Das globalisierungskritische Netzwerk Attac hat nach dem Absturz von Rot-Grün in Nordrhein-Westfalen eine Kehrtwende in der Politik der Bundesregierung gefordert. Die SPD habe "die Quittung für ihre Politik der sozialen Kälte bekommen", sagte Oliver Moldenhauer vom Attac-Koordinierungskreis. Ein "Weiter so!" gehe nicht mehr. Die SPD müsse jetzt ihren kapitalismuskritischen Worten auch Taten folgen lassen wenn sie nicht bei den angekündigten Neuwahlen im Herbst "untergehen" wolle.

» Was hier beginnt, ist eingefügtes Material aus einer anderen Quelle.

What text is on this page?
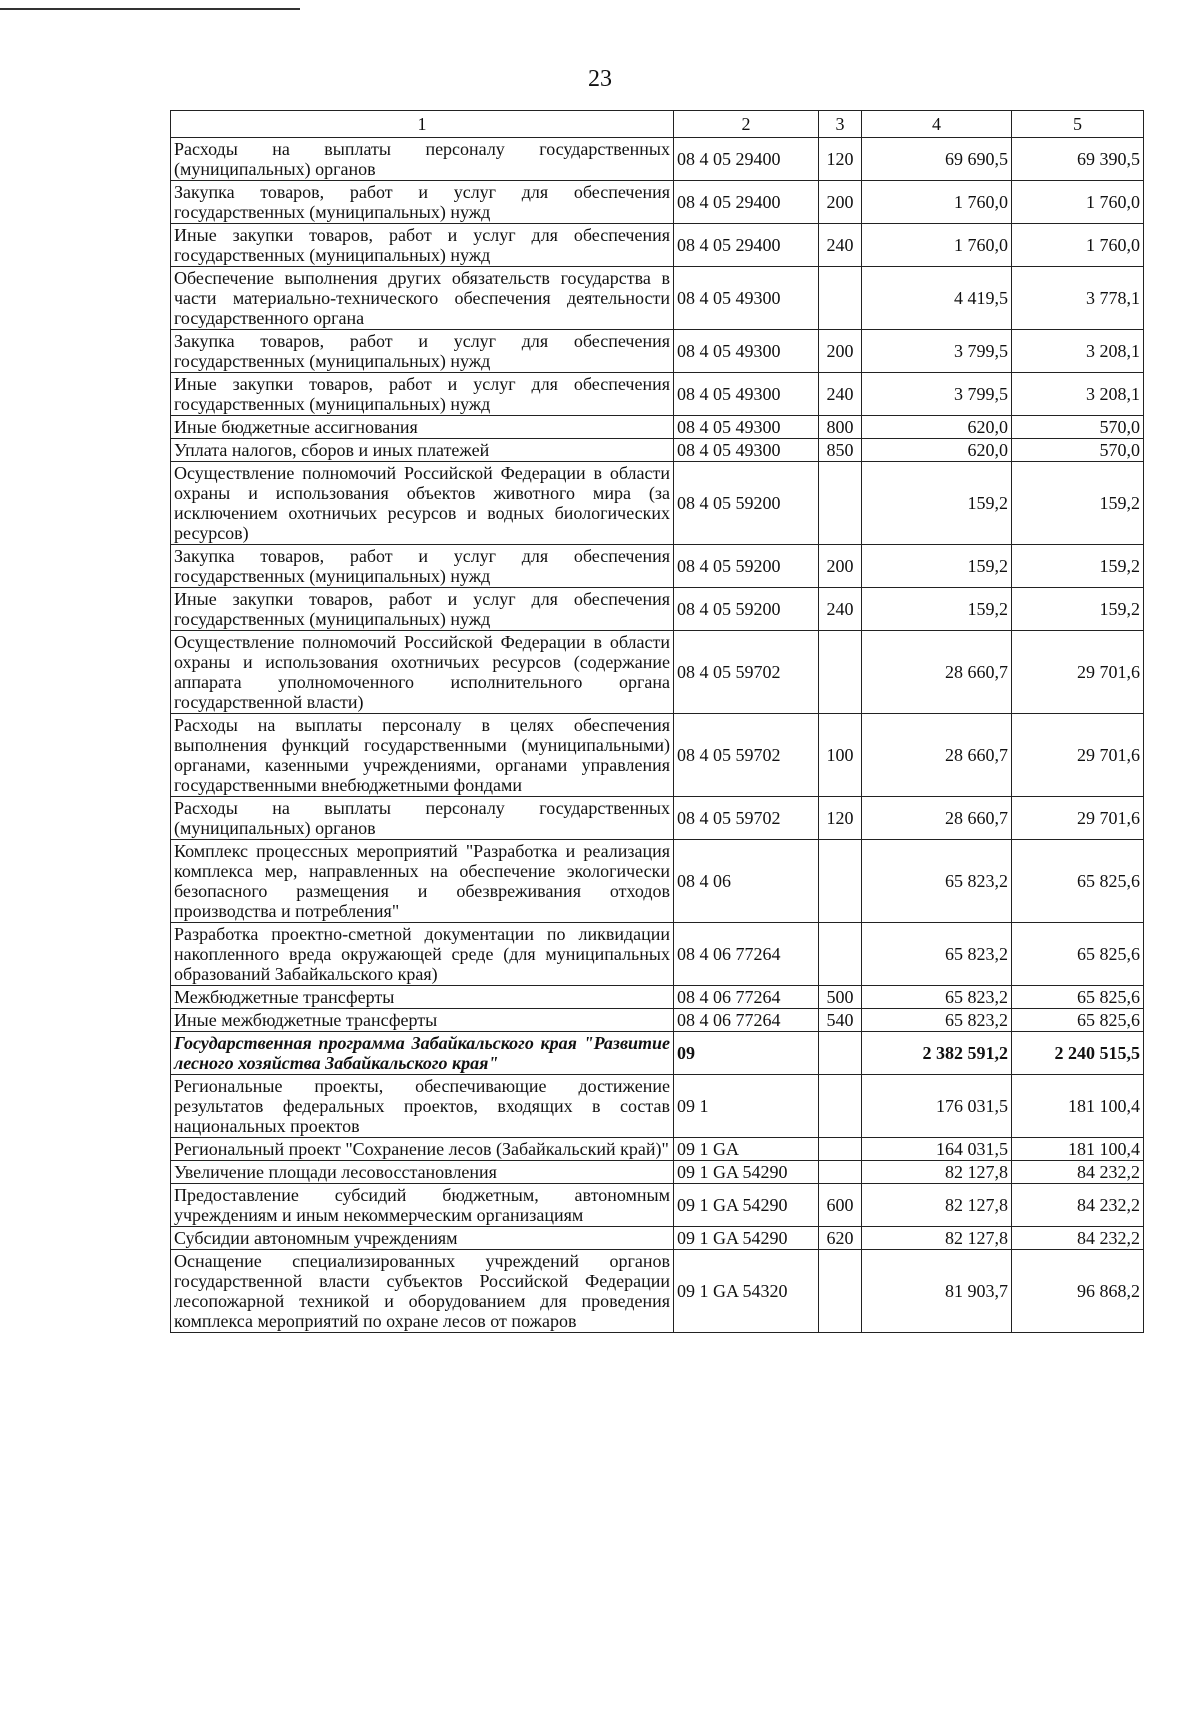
23
1	2	3	4	5
Расходы на выплаты персоналу государственных (муниципальных) органов	08 4 05 29400	120	69 690,5	69 390,5
Закупка товаров, работ и услуг для обеспечения государственных (муниципальных) нужд	08 4 05 29400	200	1 760,0	1 760,0
Иные закупки товаров, работ и услуг для обеспечения государственных (муниципальных) нужд	08 4 05 29400	240	1 760,0	1 760,0
Обеспечение выполнения других обязательств государства в части материально-технического обеспечения деятельности государственного органа	08 4 05 49300		4 419,5	3 778,1
Закупка товаров, работ и услуг для обеспечения государственных (муниципальных) нужд	08 4 05 49300	200	3 799,5	3 208,1
Иные закупки товаров, работ и услуг для обеспечения государственных (муниципальных) нужд	08 4 05 49300	240	3 799,5	3 208,1
Иные бюджетные ассигнования	08 4 05 49300	800	620,0	570,0
Уплата налогов, сборов и иных платежей	08 4 05 49300	850	620,0	570,0
Осуществление полномочий Российской Федерации в области охраны и использования объектов животного мира (за исключением охотничьих ресурсов и водных биологических ресурсов)	08 4 05 59200		159,2	159,2
Закупка товаров, работ и услуг для обеспечения государственных (муниципальных) нужд	08 4 05 59200	200	159,2	159,2
Иные закупки товаров, работ и услуг для обеспечения государственных (муниципальных) нужд	08 4 05 59200	240	159,2	159,2
Осуществление полномочий Российской Федерации в области охраны и использования охотничьих ресурсов (содержание аппарата уполномоченного исполнительного органа государственной власти)	08 4 05 59702		28 660,7	29 701,6
Расходы на выплаты персоналу в целях обеспечения выполнения функций государственными (муниципальными) органами, казенными учреждениями, органами управления государственными внебюджетными фондами	08 4 05 59702	100	28 660,7	29 701,6
Расходы на выплаты персоналу государственных (муниципальных) органов	08 4 05 59702	120	28 660,7	29 701,6
Комплекс процессных мероприятий "Разработка и реализация комплекса мер, направленных на обеспечение экологически безопасного размещения и обезвреживания отходов производства и потребления"	08 4 06		65 823,2	65 825,6
Разработка проектно-сметной документации по ликвидации накопленного вреда окружающей среде (для муниципальных образований Забайкальского края)	08 4 06 77264		65 823,2	65 825,6
Межбюджетные трансферты	08 4 06 77264	500	65 823,2	65 825,6
Иные межбюджетные трансферты	08 4 06 77264	540	65 823,2	65 825,6
Государственная программа Забайкальского края "Развитие лесного хозяйства Забайкальского края"	09		2 382 591,2	2 240 515,5
Региональные проекты, обеспечивающие достижение результатов федеральных проектов, входящих в состав национальных проектов	09 1		176 031,5	181 100,4
Региональный проект "Сохранение лесов (Забайкальский край)"	09 1 GA		164 031,5	181 100,4
Увеличение площади лесовосстановления	09 1 GA 54290		82 127,8	84 232,2
Предоставление субсидий бюджетным, автономным учреждениям и иным некоммерческим организациям	09 1 GA 54290	600	82 127,8	84 232,2
Субсидии автономным учреждениям	09 1 GA 54290	620	82 127,8	84 232,2
Оснащение специализированных учреждений органов государственной власти субъектов Российской Федерации лесопожарной техникой и оборудованием для проведения комплекса мероприятий по охране лесов от пожаров	09 1 GA 54320		81 903,7	96 868,2
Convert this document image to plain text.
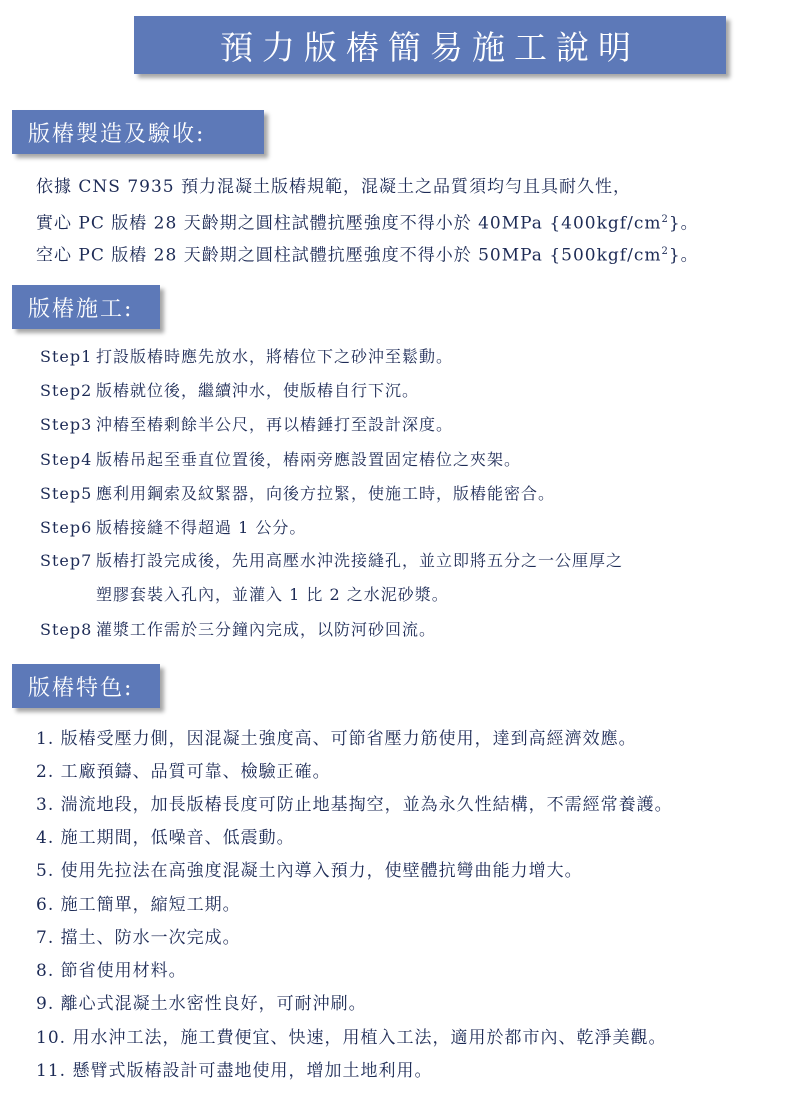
預力版樁簡易施工說明
版樁製造及驗收:
依據 CNS 7935 預力混凝土版樁規範，混凝土之品質須均勻且具耐久性，
實心 PC 版樁 28 天齡期之圓柱試體抗壓強度不得小於 40MPa $\{400kgf/cm^2\}$。
空心 PC 版樁 28 天齡期之圓柱試體抗壓強度不得小於 50MPa $\{500kgf/cm^2\}$。
版樁施工:
Step1 打設版樁時應先放水，將樁位下之砂沖至鬆動。
Step2 版樁就位後，繼續沖水，使版樁自行下沉。
Step3 沖樁至樁剩餘半公尺，再以樁錘打至設計深度。
Step4 版樁吊起至垂直位置後，樁兩旁應設置固定樁位之夾架。
Step5 應利用鋼索及紋緊器，向後方拉緊，使施工時，版樁能密合。
Step6 版樁接縫不得超過 1 公分。
Step7 版樁打設完成後，先用高壓水沖洗接縫孔，並立即將五分之一公厘厚之
塑膠套裝入孔內，並灌入 1 比 2 之水泥砂漿。
Step8 灌漿工作需於三分鐘內完成，以防河砂回流。
版樁特色:
1. 版樁受壓力側，因混凝土強度高、可節省壓力筋使用，達到高經濟效應。
2. 工廠預鑄、品質可靠、檢驗正確。
3. 湍流地段，加長版樁長度可防止地基掏空，並為永久性結構，不需經常養護。
4. 施工期間，低噪音、低震動。
5. 使用先拉法在高強度混凝土內導入預力，使壁體抗彎曲能力增大。
6. 施工簡單，縮短工期。
7. 擋土、防水一次完成。
8. 節省使用材料。
9. 離心式混凝土水密性良好，可耐沖刷。
10. 用水沖工法，施工費便宜、快速，用植入工法，適用於都市內、乾淨美觀。
11. 懸臂式版樁設計可盡地使用，增加土地利用。
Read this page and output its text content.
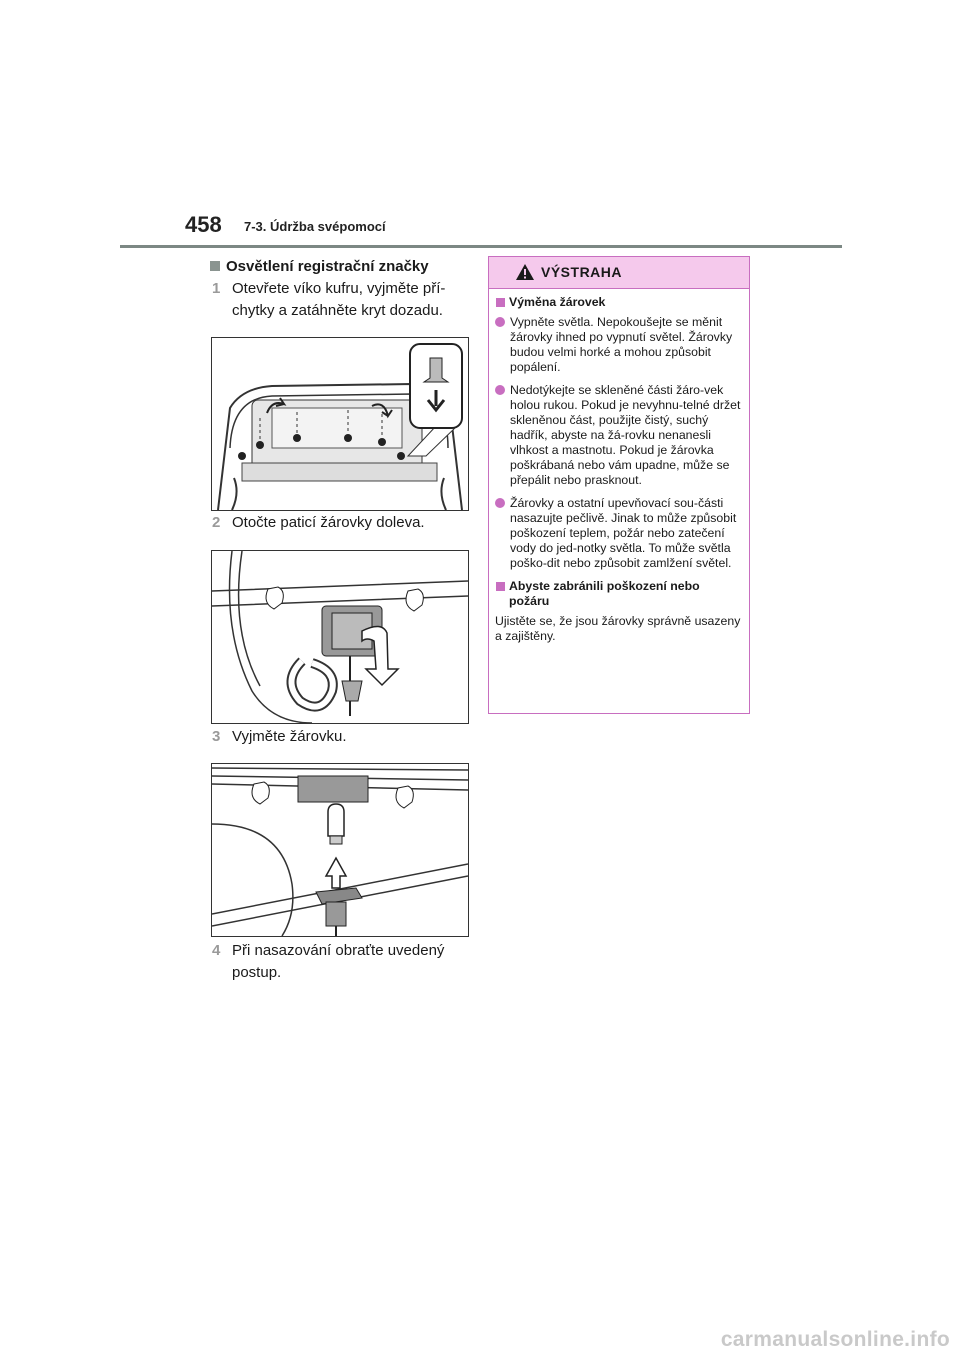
458 7-3. Údržba svépomocí
Osvětlení registrační značky
1 Otevřete víko kufru, vyjměte pří-chytky a zatáhněte kryt dozadu.
2 Otočte paticí žárovky doleva.
3 Vyjměte žárovku.
4 Při nasazování obraťte uvedený postup.
VÝSTRAHA
Výměna žárovek
Vypněte světla. Nepokoušejte se měnit žárovky ihned po vypnutí světel. Žárovky budou velmi horké a mohou způsobit popálení.
Nedotýkejte se skleněné části žáro-vek holou rukou. Pokud je nevyhnu-telné držet skleněnou část, použijte čistý, suchý hadřík, abyste na žá-rovku nenanesli vlhkost a mastnotu. Pokud je žárovka poškrábaná nebo vám upadne, může se přepálit nebo prasknout.
Žárovky a ostatní upevňovací sou-části nasazujte pečlivě. Jinak to může způsobit poškození teplem, požár nebo zatečení vody do jed-notky světla. To může světla poško-dit nebo způsobit zamlžení světel.
Abyste zabránili poškození nebo požáru

Ujistěte se, že jsou žárovky správně usazeny a zajištěny.

carmanualsonline.info
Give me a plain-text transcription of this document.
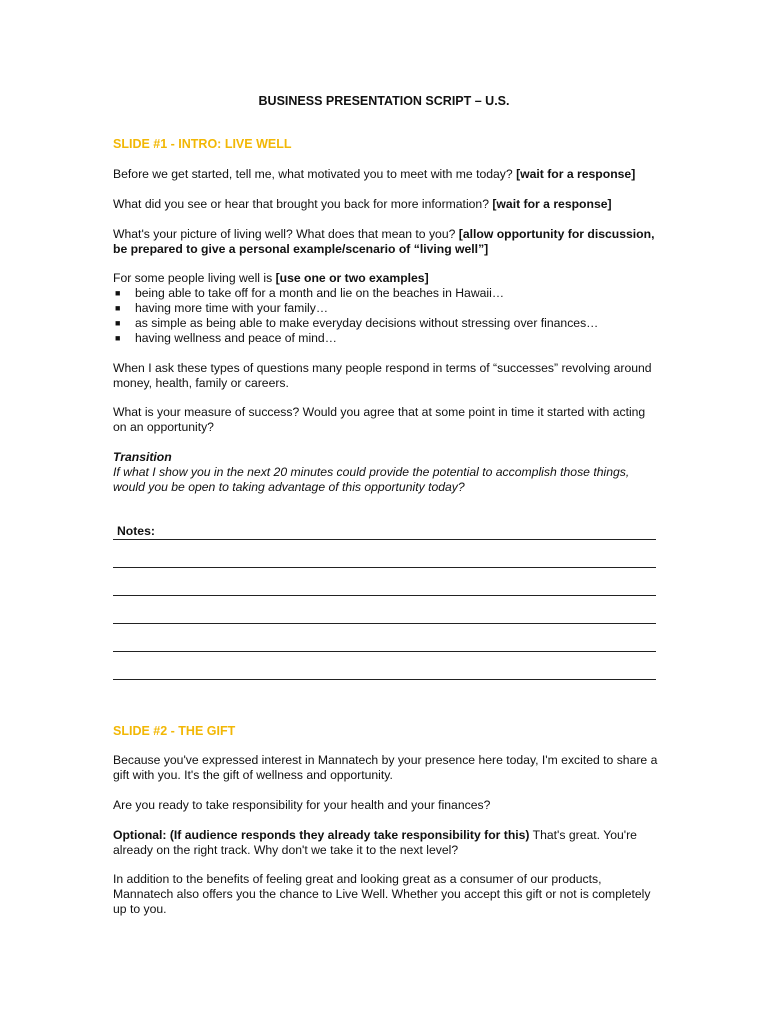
BUSINESS PRESENTATION SCRIPT – U.S.
SLIDE #1 - INTRO: LIVE WELL

Before we get started, tell me, what motivated you to meet with me today? [wait for a response]

What did you see or hear that brought you back for more information? [wait for a response]

What's your picture of living well? What does that mean to you? [allow opportunity for discussion, be prepared to give a personal example/scenario of “living well”]

For some people living well is [use one or two examples]
■ being able to take off for a month and lie on the beaches in Hawaii…
■ having more time with your family…
■ as simple as being able to make everyday decisions without stressing over finances…
■ having wellness and peace of mind…

When I ask these types of questions many people respond in terms of “successes” revolving around money, health, family or careers.

What is your measure of success? Would you agree that at some point in time it started with acting on an opportunity?

Transition

If what I show you in the next 20 minutes could provide the potential to accomplish those things, would you be open to taking advantage of this opportunity today?

Notes:
SLIDE #2 - THE GIFT

Because you've expressed interest in Mannatech by your presence here today, I'm excited to share a gift with you. It's the gift of wellness and opportunity.

Are you ready to take responsibility for your health and your finances?

Optional: (If audience responds they already take responsibility for this) That's great. You're already on the right track. Why don't we take it to the next level?

In addition to the benefits of feeling great and looking great as a consumer of our products, Mannatech also offers you the chance to Live Well. Whether you accept this gift or not is completely up to you.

Besonders in der Steuer- und Sozialpolitik müsse es jetzt massive Veränderungen geben, forderte Attac. So müsste auf die geplante Senkung der Unternehmenssteuern verzichtet und die Vermögenden stärker belastet werden. Ausserdem seien auch "sofortige Änderungen bei Hartz IV erforderlich", sagte Werner Rätz von der Attac-Kampagne "Genug für alle". "Statt die Arbeitslosen zu bekämpfen, sollte die Regierung endlich gegen die Arbeitslosigkeit vorgehen - etwa mit Arbeitszeitverkürzung und einem sozialen und ökologischen Investitionsprogramm."